Discussion 2: Week 8 Discussion:
Evaluate This Firms Decision
After reading the content on Week 8: The “Strategic Bet”. complete the following discussion
question. Refer to the strategic situation below and evaluate this company’s (lower right hand
quadrant) decision (to increase resource commitment) using the ADR framework. Hint: Do not
change the question; do not add new facts, evaluate the ‘attack’ decision from an ADR model
perspective. Use the expectancy-valence logic to discuss this strategic move. Do you agree or
disagree with the decision given the strategic context (aka strategic situation regarding
expectancy and valence)?
The Strategic Bet
When a company with low Relative Strength in a high Stakes market decides to
increase resource commitment (i.e. attack), this is referred to as a “strategic bet” in the
language of ADR. Strategic bets are “doubling down on a weak hand” with only
moderate motivation to act. The strategist is attacking (applying effort, resources etc.)

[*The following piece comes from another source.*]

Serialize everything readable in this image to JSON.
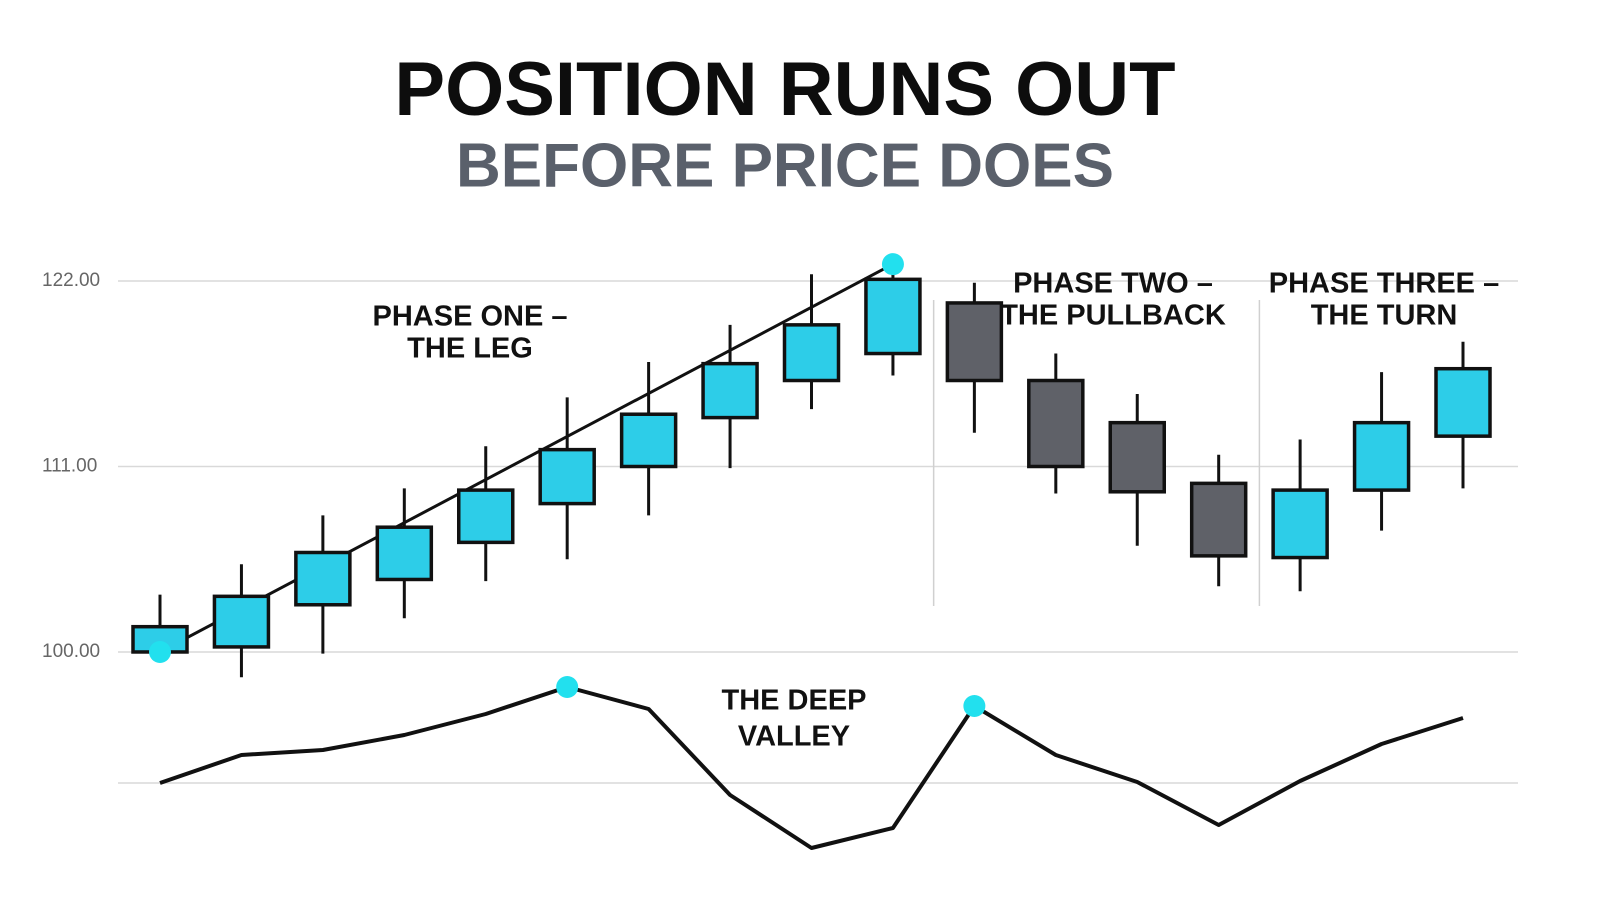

while weak, which strategically is not strongly recommended. The lower (higher) the
Relative Strength, the greater (lesser) the strategic bet.
Why place this bet; why attack and not retreat given the low relative strength? The
answer is, companies take such strategic bets when either (1) they misread the
strategic situation and believe they have higher Relative Strength than they do; or (2)
they believe the additional resource commitment will increase their overall Relative
Strength in the given battle, and thus they will be in a better position to take a larger
slice of the pie in the future. These firms, though weak in this particular market, are not
ready to retreat as the stakes remain high, so they accept the risk of additional
investment. This often means new product design and development, additional
capacity, marketing, distribution etc. But it remains a bet because the outcome is not
easily predictable. Compared to committing additional resources when relatively strong
and confidence is high, a strategic bet is highly risky and needs to be viewed as such.